Lab 03: Pitch Classification

Scenario: Suppose you work for Major League Baseball (MLB) as part of the broadcast operations team. You are tasked with automatically displaying the pitch type for each pitch in real-time, both in the stadium, and on the television broadcast. You have access to data on every previous pitch thrown in MLB, including characteristics of the pitch such as its velocity and rotation, as well as the type of pitch thrown. Additionally, tracking technology in each stadium will provide data on (at least) the speed and rotation of each pitch, in real-time.


The goal of this lab is to create a classification model that predicts the pitch type of a pitch thrown by a particular pitcher given the pitch’s velocity, rotation, movement, and position of the batter.


This lab will use data from Statcast.


  • pitch_name


  • release_speed
  • release_spin_rate
  • pfx_x
  • pfx_z
  • stand

Data in Python

To load the data in Python, use:

import pandas as pd
pitches_train = pd.read_csv("")

To create the X and y variants of the training data, use:

# create X and y for train
X_train = pitches_train.drop("pitch_name", axis=1)
y_train = pitches_train["pitch_name"]

Sample Statistics

Before modeling, be sure to look at the data. Calculate the summary statistics requested on PrairieLearn and create a visualization for your report.

Consider using seaborn to create a pairplot or jointplot to visualize this data.


For this lab you will select one model to submit to the autograder. You may use any modeling techniques you’d like. The only rules are:

  • Models must start from the given training data, unmodified.
    • Importantly, the types and shapes of X_train and y_train should not be changed.
    • In the autograder, we will call mod.predict(X_test) on your model, where your model is loaded as mod and X_test has a compatible shape with and the same variable names and types as X_train.
    • We assume that you will use a Pipeline and GridSearchCV from sklearn as you will need to deal with heterogeneous data, and you should be using cross-validation.
      • So more specifically, you should create a Pipeline that is fit with GridSearchCV. Done correctly, this will store a “model” that you can submit to the autograder.
  • Your model must have a fit method.
  • Your model must have a predict method.
  • Your model must have a predict_proba method.
  • Your model should be created with scikit-learn version 1.4.0 or newer.
  • Your model should be serialized with joblib version 1.3.2 or newer.
    • Your serialized model must be less than 5MB.

While you can use any modeling technique, each lab is designed such that a model using only techniques seen so far in the course can pass the check in the autograder.

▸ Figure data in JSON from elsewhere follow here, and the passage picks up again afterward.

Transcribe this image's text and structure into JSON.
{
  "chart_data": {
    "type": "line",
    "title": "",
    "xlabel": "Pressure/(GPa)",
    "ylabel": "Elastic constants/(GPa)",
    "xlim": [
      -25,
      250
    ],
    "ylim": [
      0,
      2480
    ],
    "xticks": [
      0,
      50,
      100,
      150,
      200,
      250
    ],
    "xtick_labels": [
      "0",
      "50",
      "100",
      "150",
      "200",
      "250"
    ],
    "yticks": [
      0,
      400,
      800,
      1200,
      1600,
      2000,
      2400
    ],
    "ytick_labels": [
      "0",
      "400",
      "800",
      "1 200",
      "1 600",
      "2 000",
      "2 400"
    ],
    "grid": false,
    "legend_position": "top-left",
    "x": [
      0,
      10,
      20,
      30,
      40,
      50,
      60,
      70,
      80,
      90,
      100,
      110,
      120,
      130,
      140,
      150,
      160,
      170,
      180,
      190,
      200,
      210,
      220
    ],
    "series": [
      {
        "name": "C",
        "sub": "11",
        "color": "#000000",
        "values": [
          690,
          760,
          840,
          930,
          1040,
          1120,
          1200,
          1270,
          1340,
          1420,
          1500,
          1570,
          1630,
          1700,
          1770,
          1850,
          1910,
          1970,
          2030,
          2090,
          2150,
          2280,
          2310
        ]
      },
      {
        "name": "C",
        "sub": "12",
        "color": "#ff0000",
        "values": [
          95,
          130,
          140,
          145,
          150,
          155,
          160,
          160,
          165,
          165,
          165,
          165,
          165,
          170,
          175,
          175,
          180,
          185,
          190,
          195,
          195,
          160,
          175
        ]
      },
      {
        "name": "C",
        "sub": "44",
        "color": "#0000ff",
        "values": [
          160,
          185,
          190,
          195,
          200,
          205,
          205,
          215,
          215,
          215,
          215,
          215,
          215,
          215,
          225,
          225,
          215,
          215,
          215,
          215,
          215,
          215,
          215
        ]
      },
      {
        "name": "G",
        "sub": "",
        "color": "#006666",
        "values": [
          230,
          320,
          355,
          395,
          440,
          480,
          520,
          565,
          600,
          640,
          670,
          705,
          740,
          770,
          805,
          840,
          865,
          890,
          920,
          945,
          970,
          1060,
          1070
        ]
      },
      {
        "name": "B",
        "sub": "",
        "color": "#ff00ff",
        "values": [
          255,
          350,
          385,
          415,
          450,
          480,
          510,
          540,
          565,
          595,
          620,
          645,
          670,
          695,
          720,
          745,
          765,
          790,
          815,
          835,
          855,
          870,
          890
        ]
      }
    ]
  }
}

To obtain the maximum points via the autograder, your model performance must meet or exceed:

Test Accuracy: 0.89

Model Persistence

To save your model for submission to the autograder, use the dump function from the joblib library. Check PrairieLearn for the filename that the autograder expects.


As always, be sure to state a conclusion, that is, whether or not you would use the model you trained and selected for the real world scenario described at the start of the lab! If you are asked to train multiple models, first make clear which model you selected and are considering for use in practice. Discuss any limitations or potential improvements.

Additional discussion topics:

  • Here, we’ve only considered one pitcher. How would this system work given that there are hundreds of pitchers in MLB and several used in one game? Can we create a model for any pitcher that could pitch in a game? (Hint: Every pitcher has to throw their first MLB pitch someday!)
  • We’re using 2022 for training data and 2023 as test data, which is reasonable, as predictions will need to be made for future pitches. However, does this create potential issues? (Hint: Pitchers sometimes learn new pitches! Pitches also change how they throw pitches they already know how to throw during the off-season. This will explain why your test accuracy will likely be a bit lower than a cross-validated accuracy.))
  • Do you think your classifier predicts fast enough to work in real-time?

When answering discussion prompts: Do not simply answer the prompt! Answer the prompt, but write as if the prompt did not exist. Write your report as if the person reading it did not have access to this document!

Template Notebook


Before submission, especially of your report, you should be sure to review the Lab Policy page!

On Canvas, be sure to submit both your source .ipynb file and a rendered .html version of the report.